Florida sued the US Centers for Disease Control for not allowing cruises to sail a few months back. Unfortunately, the CDC and Florida failed to settle during mediation.
The court-appointed mediator, US Magistrate Judge Anthony Porcelli, wrote that “Despite the party’s good faith and concerted efforts, the settlement discussions have concluded and the parties have reached an impasse”. Since last May, the legal team from both CDC and Florida met with Porcelli five times.
US District Judge Steven Merryday granted the request from CDC’s attorneys to have more time to respond to Florida’s complaint. According to their motion, they will “need a short extension of time in order to complete the response, particularly in light of the press of other business”. Federal attorneys got the extension they wanted as the lawsuit is expected to extend at least until July.
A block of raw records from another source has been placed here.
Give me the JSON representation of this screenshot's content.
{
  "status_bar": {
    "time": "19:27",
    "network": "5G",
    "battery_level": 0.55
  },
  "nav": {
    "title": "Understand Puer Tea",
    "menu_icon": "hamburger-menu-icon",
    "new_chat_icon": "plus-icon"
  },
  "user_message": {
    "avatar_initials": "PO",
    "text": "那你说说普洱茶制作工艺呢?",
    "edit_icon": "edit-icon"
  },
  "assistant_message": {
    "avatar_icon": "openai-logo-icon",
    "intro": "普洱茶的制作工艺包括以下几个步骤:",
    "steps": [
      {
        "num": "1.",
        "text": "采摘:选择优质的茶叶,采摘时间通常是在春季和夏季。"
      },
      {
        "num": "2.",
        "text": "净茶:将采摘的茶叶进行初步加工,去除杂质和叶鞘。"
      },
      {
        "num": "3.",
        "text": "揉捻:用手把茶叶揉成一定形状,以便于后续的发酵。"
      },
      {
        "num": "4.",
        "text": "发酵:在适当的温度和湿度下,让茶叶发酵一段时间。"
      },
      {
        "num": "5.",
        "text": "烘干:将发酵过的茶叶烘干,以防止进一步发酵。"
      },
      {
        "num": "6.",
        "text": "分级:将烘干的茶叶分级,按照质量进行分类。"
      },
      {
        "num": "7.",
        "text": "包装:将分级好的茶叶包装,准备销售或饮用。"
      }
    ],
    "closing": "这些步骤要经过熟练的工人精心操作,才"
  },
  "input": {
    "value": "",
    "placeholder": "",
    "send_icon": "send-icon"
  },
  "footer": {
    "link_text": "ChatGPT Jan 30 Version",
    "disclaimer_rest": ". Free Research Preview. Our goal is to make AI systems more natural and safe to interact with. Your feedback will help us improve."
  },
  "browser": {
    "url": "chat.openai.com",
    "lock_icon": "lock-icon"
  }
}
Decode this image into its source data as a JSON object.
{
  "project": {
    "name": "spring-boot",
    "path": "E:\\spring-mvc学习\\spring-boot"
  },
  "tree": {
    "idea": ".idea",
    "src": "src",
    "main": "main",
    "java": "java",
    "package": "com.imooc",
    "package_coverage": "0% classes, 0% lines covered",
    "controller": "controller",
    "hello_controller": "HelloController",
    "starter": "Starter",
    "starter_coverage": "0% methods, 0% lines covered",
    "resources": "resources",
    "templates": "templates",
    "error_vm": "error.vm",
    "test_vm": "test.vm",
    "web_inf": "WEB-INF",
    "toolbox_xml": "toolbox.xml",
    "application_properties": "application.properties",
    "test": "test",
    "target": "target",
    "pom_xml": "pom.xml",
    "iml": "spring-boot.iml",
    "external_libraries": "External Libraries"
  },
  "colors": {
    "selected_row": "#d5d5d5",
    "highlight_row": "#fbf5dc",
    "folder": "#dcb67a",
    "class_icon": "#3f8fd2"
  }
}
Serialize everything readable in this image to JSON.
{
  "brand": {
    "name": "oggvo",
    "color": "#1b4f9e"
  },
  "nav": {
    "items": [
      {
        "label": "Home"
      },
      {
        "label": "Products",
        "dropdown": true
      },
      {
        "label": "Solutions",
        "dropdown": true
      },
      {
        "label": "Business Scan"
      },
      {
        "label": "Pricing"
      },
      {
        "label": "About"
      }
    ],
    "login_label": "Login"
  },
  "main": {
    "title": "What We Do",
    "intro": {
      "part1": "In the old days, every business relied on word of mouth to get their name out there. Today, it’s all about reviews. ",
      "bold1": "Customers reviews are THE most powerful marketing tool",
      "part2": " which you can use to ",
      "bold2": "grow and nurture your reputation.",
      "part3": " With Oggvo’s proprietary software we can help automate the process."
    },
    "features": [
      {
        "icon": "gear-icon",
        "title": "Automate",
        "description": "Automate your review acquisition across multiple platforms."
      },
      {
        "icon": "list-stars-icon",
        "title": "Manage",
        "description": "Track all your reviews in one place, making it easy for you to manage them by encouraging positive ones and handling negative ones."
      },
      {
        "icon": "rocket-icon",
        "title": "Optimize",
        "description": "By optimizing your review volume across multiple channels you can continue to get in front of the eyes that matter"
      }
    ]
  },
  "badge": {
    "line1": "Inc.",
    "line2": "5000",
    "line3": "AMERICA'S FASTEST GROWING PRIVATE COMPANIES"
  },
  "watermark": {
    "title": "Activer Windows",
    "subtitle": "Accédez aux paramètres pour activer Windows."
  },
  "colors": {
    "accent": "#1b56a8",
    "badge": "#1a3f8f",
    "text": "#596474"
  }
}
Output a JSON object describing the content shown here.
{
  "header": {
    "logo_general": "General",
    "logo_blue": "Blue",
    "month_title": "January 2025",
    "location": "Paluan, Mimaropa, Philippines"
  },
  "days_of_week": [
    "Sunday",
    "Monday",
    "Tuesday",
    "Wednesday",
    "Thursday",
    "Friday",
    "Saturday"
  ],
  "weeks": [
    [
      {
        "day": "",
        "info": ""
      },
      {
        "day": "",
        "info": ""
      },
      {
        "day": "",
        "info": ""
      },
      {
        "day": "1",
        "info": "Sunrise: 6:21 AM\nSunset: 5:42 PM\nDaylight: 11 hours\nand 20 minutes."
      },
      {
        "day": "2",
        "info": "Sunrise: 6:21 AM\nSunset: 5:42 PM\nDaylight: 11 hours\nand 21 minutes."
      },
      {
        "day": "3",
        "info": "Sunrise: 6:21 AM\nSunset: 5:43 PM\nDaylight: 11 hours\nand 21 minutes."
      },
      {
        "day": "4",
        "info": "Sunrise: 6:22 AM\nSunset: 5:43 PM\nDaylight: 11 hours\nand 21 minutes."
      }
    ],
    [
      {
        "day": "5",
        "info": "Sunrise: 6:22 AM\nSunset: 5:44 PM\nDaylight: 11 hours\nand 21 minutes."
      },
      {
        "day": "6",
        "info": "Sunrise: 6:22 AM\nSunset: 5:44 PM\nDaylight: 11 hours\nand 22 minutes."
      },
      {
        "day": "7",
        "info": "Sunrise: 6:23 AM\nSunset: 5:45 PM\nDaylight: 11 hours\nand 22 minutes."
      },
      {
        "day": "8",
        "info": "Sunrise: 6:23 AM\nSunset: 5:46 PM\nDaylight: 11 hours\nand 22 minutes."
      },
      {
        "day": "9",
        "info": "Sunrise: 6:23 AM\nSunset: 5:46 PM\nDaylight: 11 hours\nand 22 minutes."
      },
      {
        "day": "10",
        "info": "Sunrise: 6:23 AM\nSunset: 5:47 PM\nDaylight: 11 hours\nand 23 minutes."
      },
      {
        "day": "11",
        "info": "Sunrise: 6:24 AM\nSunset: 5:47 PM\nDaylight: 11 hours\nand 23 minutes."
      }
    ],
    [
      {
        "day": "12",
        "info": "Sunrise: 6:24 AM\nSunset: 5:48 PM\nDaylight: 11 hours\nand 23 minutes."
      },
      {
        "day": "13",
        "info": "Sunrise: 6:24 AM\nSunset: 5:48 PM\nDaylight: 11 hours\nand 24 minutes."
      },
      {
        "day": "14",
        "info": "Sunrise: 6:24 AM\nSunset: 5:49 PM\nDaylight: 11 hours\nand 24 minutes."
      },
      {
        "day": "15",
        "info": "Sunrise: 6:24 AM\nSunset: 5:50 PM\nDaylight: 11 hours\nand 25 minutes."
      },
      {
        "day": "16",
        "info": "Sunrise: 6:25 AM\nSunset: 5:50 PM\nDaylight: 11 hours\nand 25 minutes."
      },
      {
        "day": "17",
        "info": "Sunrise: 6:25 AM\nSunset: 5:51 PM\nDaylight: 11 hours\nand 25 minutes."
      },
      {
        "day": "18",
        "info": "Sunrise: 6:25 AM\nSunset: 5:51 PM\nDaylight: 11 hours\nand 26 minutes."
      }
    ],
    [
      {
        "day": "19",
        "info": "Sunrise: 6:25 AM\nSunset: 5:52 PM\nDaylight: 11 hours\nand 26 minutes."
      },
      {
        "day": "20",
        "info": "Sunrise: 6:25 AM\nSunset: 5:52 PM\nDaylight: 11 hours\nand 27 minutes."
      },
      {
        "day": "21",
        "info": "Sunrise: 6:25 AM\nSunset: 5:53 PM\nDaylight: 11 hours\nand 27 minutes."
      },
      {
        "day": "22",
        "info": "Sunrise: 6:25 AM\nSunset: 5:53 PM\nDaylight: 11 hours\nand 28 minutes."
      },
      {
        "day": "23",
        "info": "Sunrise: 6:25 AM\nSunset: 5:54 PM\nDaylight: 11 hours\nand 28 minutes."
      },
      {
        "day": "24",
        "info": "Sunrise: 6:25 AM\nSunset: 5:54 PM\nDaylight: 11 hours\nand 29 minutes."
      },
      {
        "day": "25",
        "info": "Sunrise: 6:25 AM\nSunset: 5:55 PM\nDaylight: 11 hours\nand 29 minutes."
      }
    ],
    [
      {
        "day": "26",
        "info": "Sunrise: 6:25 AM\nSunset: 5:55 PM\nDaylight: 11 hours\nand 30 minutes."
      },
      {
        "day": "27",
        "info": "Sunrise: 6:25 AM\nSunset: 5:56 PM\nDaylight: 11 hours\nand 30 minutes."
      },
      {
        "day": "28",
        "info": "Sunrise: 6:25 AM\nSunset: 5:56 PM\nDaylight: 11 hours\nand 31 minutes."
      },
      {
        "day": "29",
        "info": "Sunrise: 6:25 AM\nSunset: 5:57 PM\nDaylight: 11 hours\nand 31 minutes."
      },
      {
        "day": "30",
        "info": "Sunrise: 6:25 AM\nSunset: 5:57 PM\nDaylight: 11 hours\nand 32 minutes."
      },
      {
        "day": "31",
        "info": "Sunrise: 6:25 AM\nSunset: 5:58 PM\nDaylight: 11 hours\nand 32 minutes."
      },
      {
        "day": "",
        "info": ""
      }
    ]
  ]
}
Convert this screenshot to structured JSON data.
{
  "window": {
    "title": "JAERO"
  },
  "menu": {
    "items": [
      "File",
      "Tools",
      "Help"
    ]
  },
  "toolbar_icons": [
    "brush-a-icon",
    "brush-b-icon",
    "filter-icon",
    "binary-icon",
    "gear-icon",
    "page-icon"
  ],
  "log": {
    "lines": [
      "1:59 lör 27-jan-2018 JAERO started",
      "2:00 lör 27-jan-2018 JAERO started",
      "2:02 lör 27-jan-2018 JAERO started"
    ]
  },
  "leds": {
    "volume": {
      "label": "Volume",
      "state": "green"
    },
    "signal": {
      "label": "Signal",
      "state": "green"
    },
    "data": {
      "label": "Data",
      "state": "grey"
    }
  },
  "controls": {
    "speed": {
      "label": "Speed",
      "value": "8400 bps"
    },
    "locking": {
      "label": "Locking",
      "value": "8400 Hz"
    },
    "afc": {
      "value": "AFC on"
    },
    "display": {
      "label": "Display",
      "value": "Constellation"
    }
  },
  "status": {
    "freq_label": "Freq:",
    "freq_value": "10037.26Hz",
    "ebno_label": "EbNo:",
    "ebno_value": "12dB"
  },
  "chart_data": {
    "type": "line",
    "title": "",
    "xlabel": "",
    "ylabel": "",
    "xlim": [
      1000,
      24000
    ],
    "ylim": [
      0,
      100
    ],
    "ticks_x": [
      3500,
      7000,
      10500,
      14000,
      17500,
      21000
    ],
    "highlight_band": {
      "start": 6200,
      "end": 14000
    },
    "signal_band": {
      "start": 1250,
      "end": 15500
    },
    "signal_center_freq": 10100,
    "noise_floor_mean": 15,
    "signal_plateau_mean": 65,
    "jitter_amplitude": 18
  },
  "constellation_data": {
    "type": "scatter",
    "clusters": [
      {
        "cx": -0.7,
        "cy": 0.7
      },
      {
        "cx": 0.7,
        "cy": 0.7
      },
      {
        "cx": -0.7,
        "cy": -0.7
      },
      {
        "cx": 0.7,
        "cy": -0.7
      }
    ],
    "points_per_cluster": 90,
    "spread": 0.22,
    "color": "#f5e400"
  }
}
Putting The Return of Cruises in Alaska in Jeopardy?
According to the CDC, this lawsuit puts the cruising industry operating in Alaska in jeopardy. Florida sued the CDC because of the conditional sailing order that has initially stopped cruises from operating. If Florida wins and successfully proved that the conditional sailing order illegal, it could “end cruising in Alaska for the season” according to CDC’s lawyers. That’s because the Alaska Tourism Restoration Act (ATRA) references the conditional sailing order by the CDC.
However, the ATRA could work in favor of the CDC and imperil Florida’s lawsuit against the federal government. According to federal attorneys, the Alaska Tourism Restoration Act is a de facto approval of the conditional sailing order.
As the lawsuit drags on, this could mean good news for the cruise industry. Any decision made is expected to be appealed which means that it is going to lapse the summer season. The summer is among the busiest times for the cruise industry. More than 10 ships have already received approval from the CDC to have their simulated voyages.